A slow decay: Part of the roof missing on one house.  Sagging walls and dark, empty windows on another.  Homes crumbling, deteriorating at 20 miles an hour.

My friend Raj and I sat in silence up front.  It felt wrong to laugh, to crack jokes in the face of all that sadness.  The fast-talk and occasional laughter coming from the back of the van made my stomach hurt because of where we were.  We drove slowly.  Four years later it still looked like Katrina had hit a month ago.

“Wait, stop,” one of the girls in back called out.  “I need to take a picture.”

Raj pulled over in front of a weathered, brown-board house.  The back of the van emptied out onto the overgrown lawn.  A mower hummed in the distance.  Insects buzzed in the grass.  Strung up on the house:  black painted words scrawled across a white sheet.

PLEASE HELP OUR COMMUNITY

That’s it.  No exclamation point.  No period.  Three or four girls pulled digital cameras out of bags and pockets.  They lifted them and tried to cram as much of the sign as possible into a single frame.  No flash needed.

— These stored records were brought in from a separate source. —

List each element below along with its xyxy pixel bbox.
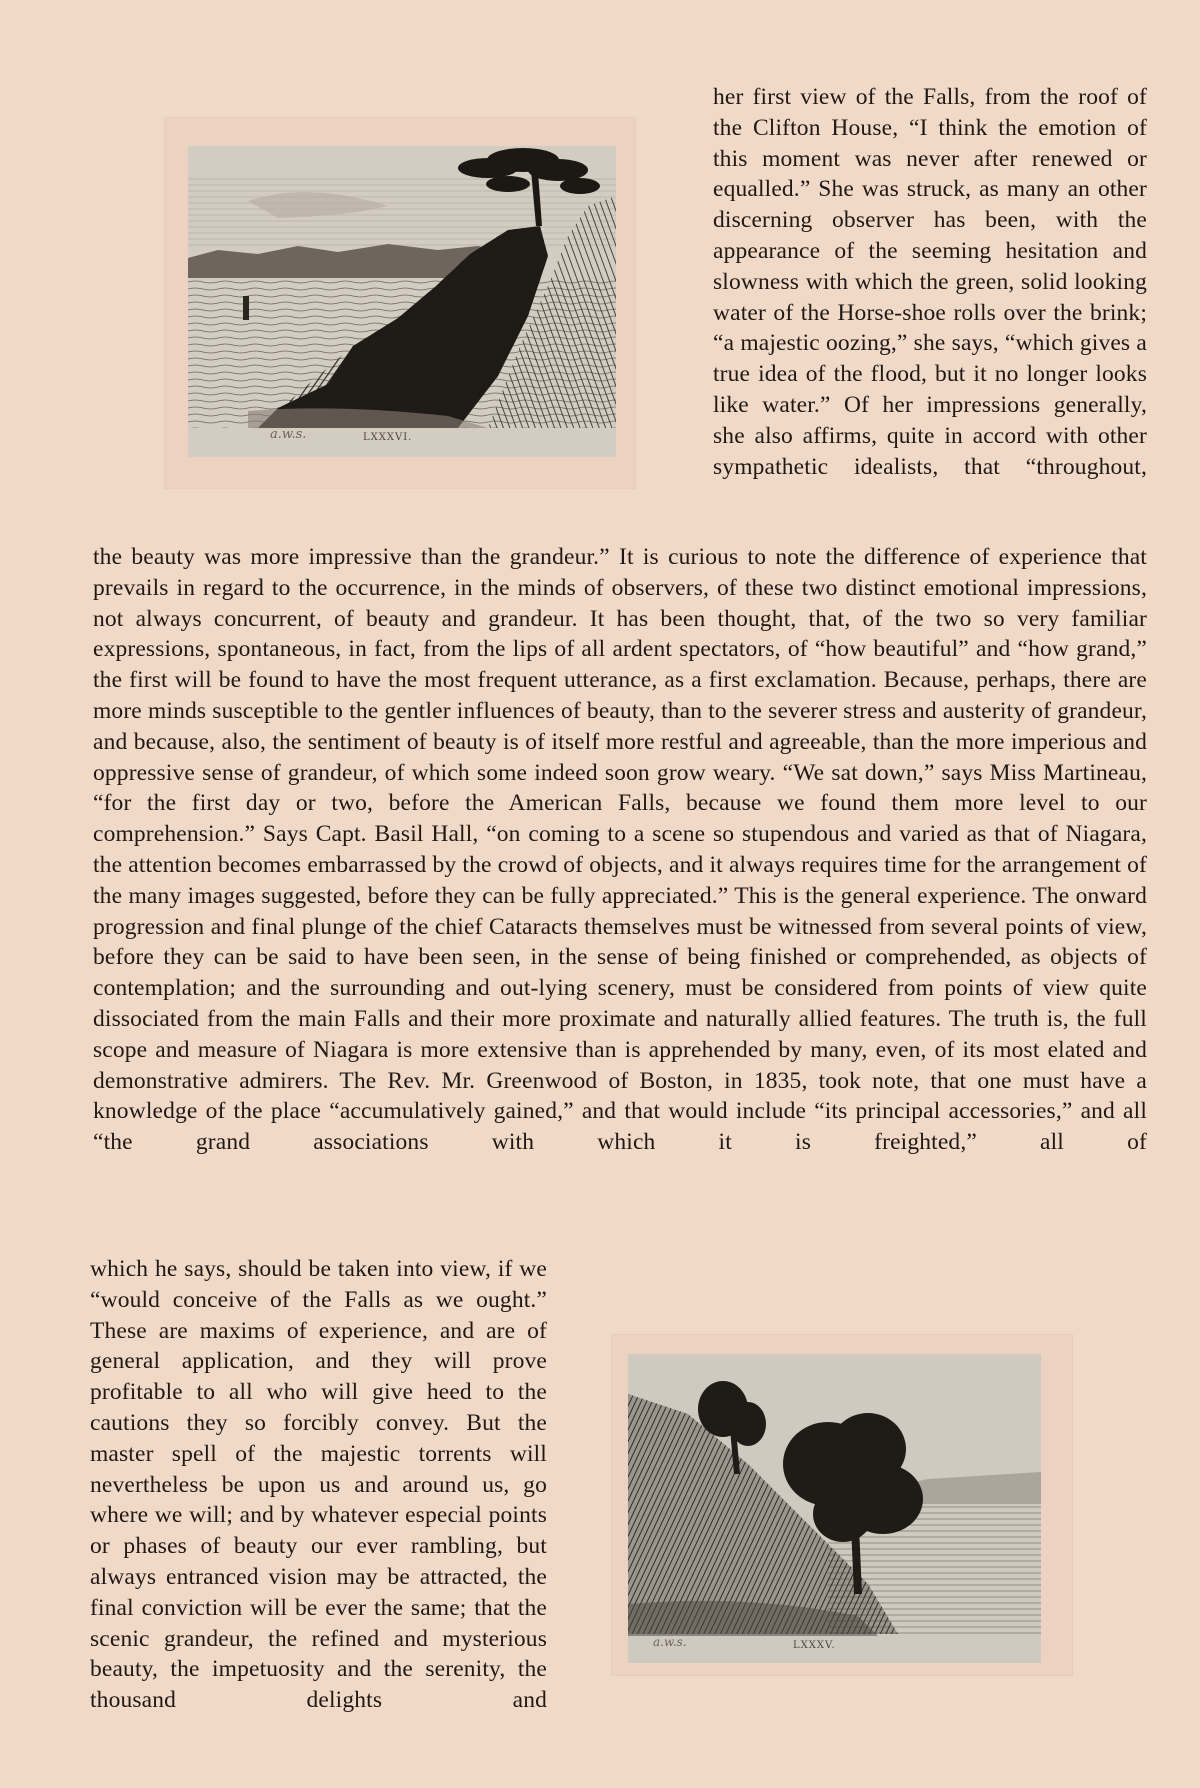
signature-text: a.w.s. bbox=[653, 1635, 687, 1649]
plate-numeral: LXXXVI. bbox=[363, 432, 413, 443]
signature-text: a.w.s. bbox=[270, 427, 307, 442]
full-width-text: the beauty was more impressive than the grandeur.” It is curious to note the difference of experience that prevails in regard to the occurrence, in the minds of observers, of these two distinct emotional impressions, not always concurrent, of beauty and grandeur. It has been thought, that, of the two so very familiar expressions, spontaneous, in fact, from the lips of all ardent spectators, of “how beautiful” and “how grand,” the first will be found to have the most frequent utterance, as a first exclamation. Because, perhaps, there are more minds susceptible to the gentler influences of beauty, than to the severer stress and austerity of grandeur, and because, also, the sentiment of beauty is of itself more restful and agreeable, than the more imperious and oppressive sense of grandeur, of which some indeed soon grow weary. “We sat down,” says Miss Martineau, “for the first day or two, before the American Falls, because we found them more level to our comprehension.” Says Capt. Basil Hall, “on coming to a scene so stupendous and varied as that of Niagara, the attention becomes embarrassed by the crowd of objects, and it always requires time for the arrangement of the many images suggested, before they can be fully appreciated.” This is the general experience. The onward progression and final plunge of the chief Cataracts themselves must be witnessed from several points of view, before they can be said to have been seen, in the sense of being finished or comprehended, as objects of contemplation; and the surrounding and out-lying scenery, must be considered from points of view quite dissociated from the main Falls and their more proximate and naturally allied features. The truth is, the full scope and measure of Niagara is more extensive than is apprehended by many, even, of its most elated and demonstrative admirers. The Rev. Mr. Greenwood of Boston, in 1835, took note, that one must have a knowledge of the place “accumulatively gained,” and that would include “its principal accessories,” and all “the grand associations with which it is freighted,” all of bbox=[93, 544, 1147, 1156]
shoreline-etching-image bbox=[188, 146, 616, 457]
plate-numeral: LXXXV. bbox=[793, 1640, 836, 1651]
riverbank-trees-etching-image bbox=[628, 1354, 1041, 1663]
etching-plate-lower bbox=[628, 1354, 1041, 1663]
right-column-text: her first view of the Falls, from the roof of the Clifton House, “I think the emotion of this moment was never after renewed or equalled.” She was struck, as many an other discerning observer has been, with the appearance of the seeming hesitation and slowness with which the green, solid looking water of the Horse-shoe rolls over the brink; “a majestic oozing,” she says, “which gives a true idea of the flood, but it no longer looks like water.” Of her impressions generally, she also affirms, quite in accord with other sympathetic idealists, that “throughout, bbox=[713, 84, 1147, 480]
etching-plate-upper bbox=[188, 146, 616, 457]
left-column-text: which he says, should be taken into view, if we “would conceive of the Falls as we ought.” These are maxims of experience, and are of general application, and they will prove profitable to all who will give heed to the cautions they so forcibly convey. But the master spell of the majestic torrents will nevertheless be upon us and around us, go where we will; and by whatever especial points or phases of beauty our ever rambling, but always entranced vision may be attracted, the final conviction will be ever the same; that the scenic grandeur, the refined and mysterious beauty, the impetuosity and the serenity, the thousand delights and bbox=[90, 1256, 547, 1714]
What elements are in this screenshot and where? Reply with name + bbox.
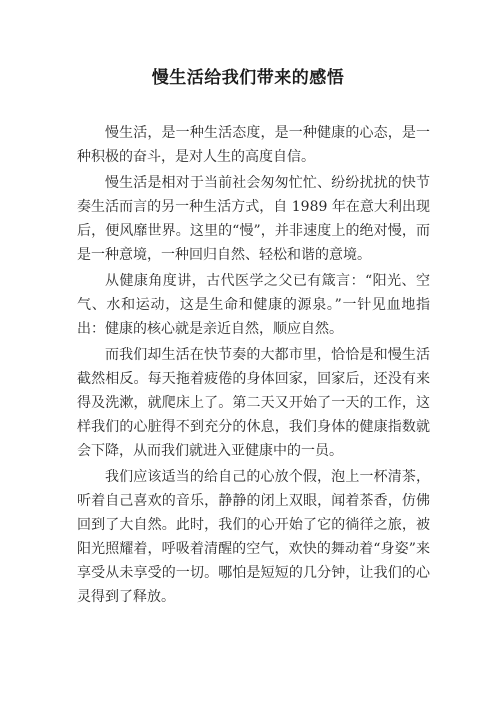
- paragraph-1: 慢生活，是一种生活态度，是一种健康的心态，是一种积极的奋斗，是对人生的高度自信。: [77, 125, 430, 165]
- document-title: 慢生活给我们带来的感悟: [151, 68, 345, 88]
- document-body: [77, 121, 430, 611]
- paragraph-3: 从健康角度讲，古代医学之父已有箴言：“阳光、空气、水和运动，这是生命和健康的源泉。”一针见血地指出：健康的核心就是亲近自然，顺应自然。: [77, 273, 430, 337]
- paragraph-5: 我们应该适当的给自己的心放个假，泡上一杯清茶，听着自己喜欢的音乐，静静的闭上双眼，闻着茶香，仿佛回到了大自然。此时，我们的心开始了它的徜徉之旅，被阳光照耀着，呼吸着清醒的空气，欢快的舞动着“身姿”来享受从未享受的一切。哪怕是短短的几分钟，让我们的心灵得到了释放。: [77, 469, 430, 605]
- paragraph-4: 而我们却生活在快节奏的大都市里，恰恰是和慢生活截然相反。每天拖着疲倦的身体回家，回家后，还没有来得及洗漱，就爬床上了。第二天又开始了一天的工作，这样我们的心脏得不到充分的休息，我们身体的健康指数就会下降，从而我们就进入亚健康中的一员。: [77, 347, 430, 459]
- paragraph-2: 慢生活是相对于当前社会匆匆忙忙、纷纷扰扰的快节奏生活而言的另一种生活方式，自 1989 年在意大利出现后，便风靡世界。这里的“慢”，并非速度上的绝对慢，而是一种意境，一种回归自然、轻松和谐的意境。: [77, 175, 430, 263]
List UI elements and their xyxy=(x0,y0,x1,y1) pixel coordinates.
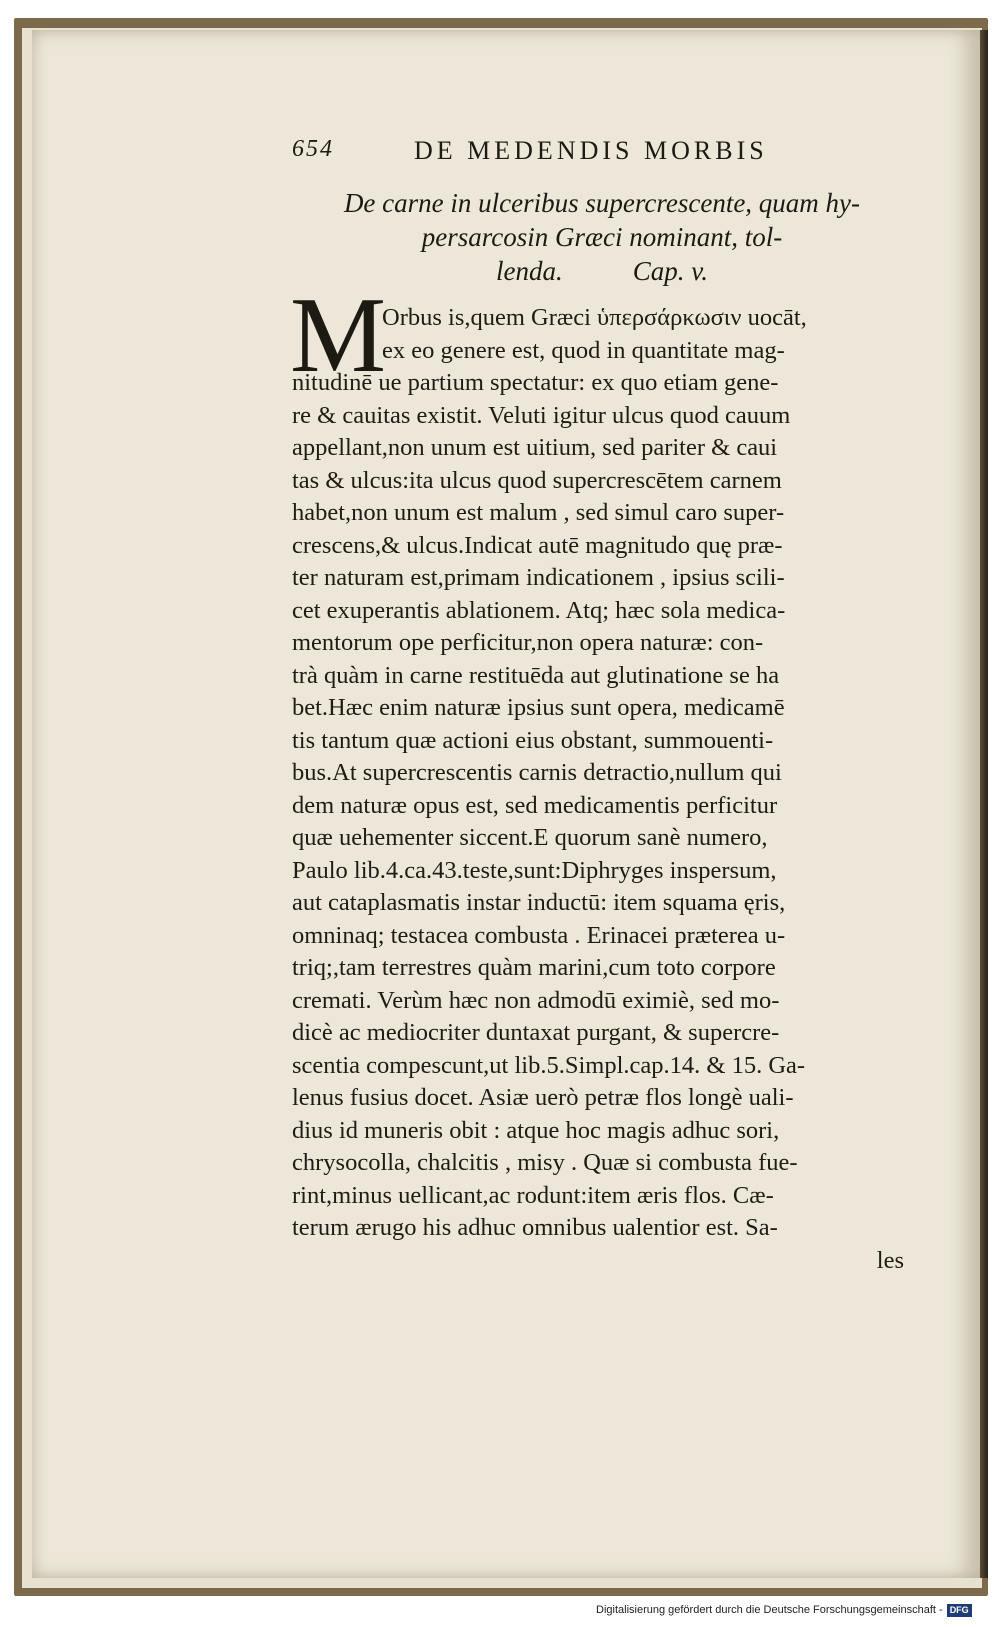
text-line: terum ærugo his adhuc omnibus ualentior est. Sa- xyxy=(292,1214,778,1241)
chapter-number: Cap. v. xyxy=(632,256,708,286)
text-line: lenus fusius docet. Asiæ uerò petræ flos longè uali- xyxy=(292,1084,794,1111)
text-line: nitudinē ue partium spectatur: ex quo etiam gene- xyxy=(292,369,779,396)
text-line: cremati. Verùm hæc non admodū eximiè, sed mo- xyxy=(292,986,780,1014)
text-line: mentorum ope perficitur,non opera naturæ: con- xyxy=(292,629,764,656)
text-line: dius id muneris obit : atque hoc magis adhuc sori, xyxy=(292,1116,780,1144)
text-line: dem naturæ opus est, sed medicamentis perficitur xyxy=(292,791,778,819)
text-line: cet exuperantis ablationem. Atq; hæc sola medica- xyxy=(292,596,786,624)
text-line: chrysocolla, chalcitis , misy . Quæ si combusta fue- xyxy=(292,1149,798,1176)
text-line: habet,non unum est malum , sed simul caro super- xyxy=(292,499,785,526)
text-line: Paulo lib.4.ca.43.teste,sunt:Diphryges inspersum, xyxy=(292,856,777,884)
dfg-logo-icon: DFG xyxy=(947,1604,972,1617)
text-line: bet.Hæc enim naturæ ipsius sunt opera, medicamē xyxy=(292,694,785,721)
running-title: DE MEDENDIS MORBIS xyxy=(414,136,768,165)
running-head xyxy=(292,136,912,176)
footer-text: Digitalisierung gefördert durch die Deutsche Forschungsgemeinschaft - xyxy=(596,1604,943,1616)
text-line: ter naturam est,primam indicationem , ipsius scili- xyxy=(292,564,785,591)
text-line: triq;,tam terrestres quàm marini,cum toto corpore xyxy=(292,954,776,981)
text-line: scentia compescunt,ut lib.5.Simpl.cap.14. & 15. Ga- xyxy=(292,1051,806,1079)
page-number: 654 xyxy=(292,136,334,162)
text-line: tis tantum quæ actioni eius obstant, summouenti- xyxy=(292,726,774,754)
text-line: ex eo genere est, quod in quantitate mag- xyxy=(382,336,785,364)
text-line: dicè ac mediocriter duntaxat purgant, & supercre- xyxy=(292,1019,780,1046)
text-line: tas & ulcus:ita ulcus quod supercrescētem carnem xyxy=(292,466,782,494)
chapter-heading xyxy=(292,186,912,288)
text-line: crescens,& ulcus.Indicat autē magnitudo quę præ- xyxy=(292,531,783,559)
chapter-heading-end: lenda. xyxy=(496,256,563,286)
text-line: omninaq; testacea combusta . Erinacei præterea u- xyxy=(292,921,786,949)
text-line: Orbus is,quem Græci ὑπερσάρκωσιν uocāt, xyxy=(382,304,807,331)
text-line: re & cauitas existit. Veluti igitur ulcus quod cauum xyxy=(292,401,791,429)
text-line: bus.At supercrescentis carnis detractio,nullum qui xyxy=(292,759,782,786)
text-line: quæ uehementer siccent.E quorum sanè numero, xyxy=(292,824,768,851)
footer-credit xyxy=(596,1604,972,1622)
drop-cap: M xyxy=(290,276,387,395)
catchword: les xyxy=(876,1246,904,1274)
text-line: trà quàm in carne restituēda aut glutinatione se ha xyxy=(292,661,780,689)
page-gutter-shadow xyxy=(980,30,988,1578)
chapter-heading-line-2: persarcosin Græci nominant, tol- xyxy=(421,222,783,252)
body-text xyxy=(292,302,904,1277)
chapter-heading-line-1: De carne in ulceribus supercrescente, quam hy- xyxy=(343,188,861,218)
text-line: appellant,non unum est uitium, sed pariter & caui xyxy=(292,434,778,461)
text-line: aut cataplasmatis instar inductū: item squama ęris, xyxy=(292,889,786,916)
text-line: rint,minus uellicant,ac rodunt:item æris flos. Cæ- xyxy=(292,1181,774,1209)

Later, in the French Quarter, I tried to explain to Raj why I was so upset, how a photograph taken as proof—proof of setting foot in a place of national tragedy—objectifies the disaster area, makes it romantic.  It encourages disconnect rather than promoting awareness.  It encourages forgetting.

“Some people just deal differently,” he said.

I’d felt rooted in the van.  Immobile in my seat.  Sickened by the fact that they’d taken pictures of someone’s desperation and so easily walked away.

I say all this because I can feel what Patricia Smith’s collection does with my own heart, in my own gut.  It’s why I teach this collection in my composition classes year after year.  It’s maybe why the girls I volunteered with took those pictures.  This summer it will be 8 years since Hurricane Katrina stormed through New Orleans and other Gulf towns and cities.  Blood Dazzler is a collection that simultaneously celebrates and mourns, the point being this: it’s important not to forget the heartbreak even when we’ve moved on, even when we’re no longer staring it in the face.